Although these are still relatively early days for AI, we are confident in the disruptive potential and value creation opportunities that lie ahead. X.AI’s focused strategy, formidable talent, and innovative approach position it as a potentially significant player in shaping the future of AI. As AI continues to reshape industries and create new market opportunities, X.AI can benefit substantially in the coming years and decades.
Quarter End Market Cap or Market Cap When Sold ($ billions) | Net Amount Sold ($ millions) | |||
---|---|---|---|---|
CrowdStrike Holdings, Inc. | 86.5 | 17.5 | ||
Monolithic Power Systems, Inc. | 44.8 | 16.7 | ||
Advanced Micro Devices, Inc. | 252.9 | 14.7 | ||
The Trade Desk | 58.0 | 9.0 | ||
Rocket Pharmaceuticals, Inc. | 1.2 | 8.5 |
In the cybersecurity software space, we exited CrowdStrike Holdings, Inc., whose stock rebounded to peak valuation levels after last summer’s July outage, and reinvested those proceeds in CyberArk and Zscaler.
In the semiconductor space, we exited Monolithic Power Systems, Inc. and Advanced Micro Devices, Inc.
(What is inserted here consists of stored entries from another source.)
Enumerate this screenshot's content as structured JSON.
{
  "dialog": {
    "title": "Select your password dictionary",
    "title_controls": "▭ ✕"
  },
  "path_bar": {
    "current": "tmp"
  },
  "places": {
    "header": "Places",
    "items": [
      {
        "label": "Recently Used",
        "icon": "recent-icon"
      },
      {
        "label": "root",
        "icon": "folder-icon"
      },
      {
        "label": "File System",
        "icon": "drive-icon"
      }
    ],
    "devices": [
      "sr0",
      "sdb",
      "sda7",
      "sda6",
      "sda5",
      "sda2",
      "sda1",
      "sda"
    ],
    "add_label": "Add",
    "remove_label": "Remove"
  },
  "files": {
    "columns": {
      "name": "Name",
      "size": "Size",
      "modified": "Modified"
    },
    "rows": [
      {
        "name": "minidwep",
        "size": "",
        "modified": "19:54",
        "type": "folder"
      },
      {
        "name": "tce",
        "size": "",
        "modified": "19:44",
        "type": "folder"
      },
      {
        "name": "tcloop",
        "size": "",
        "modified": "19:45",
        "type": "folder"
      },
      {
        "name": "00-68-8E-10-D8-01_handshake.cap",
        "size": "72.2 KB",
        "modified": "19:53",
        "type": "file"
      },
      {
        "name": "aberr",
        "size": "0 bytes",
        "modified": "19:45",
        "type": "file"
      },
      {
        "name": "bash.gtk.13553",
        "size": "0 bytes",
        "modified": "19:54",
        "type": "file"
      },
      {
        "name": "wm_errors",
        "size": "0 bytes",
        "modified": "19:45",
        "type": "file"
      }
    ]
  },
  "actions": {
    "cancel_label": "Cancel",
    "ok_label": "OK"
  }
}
We shifted some of the capital from these sales into building our position size in automotive semiconductor challenger, indie Semiconductor, and initiating a position in AI networking leader, Arista Networks.
We trimmed our The Trade Desk position to maintain an appropriate positions size, given the stock’s strong performance and valuation.
We exited Rocket Pharmaceuticals, Inc., redeploying the capital into Inari Medical, where we got an unexpected but almost-immediate payday with Stryker’s announced acquisition of the company.
I remain confident in and committed to the strategy of durable growth based on powerful, long-term, innovation-driven secular growth trends. We continue to believe that non-cyclical, durable, and resilient growth should be part of investors’ portfolios and that our strategy will deliver solid long- term returns for our investors.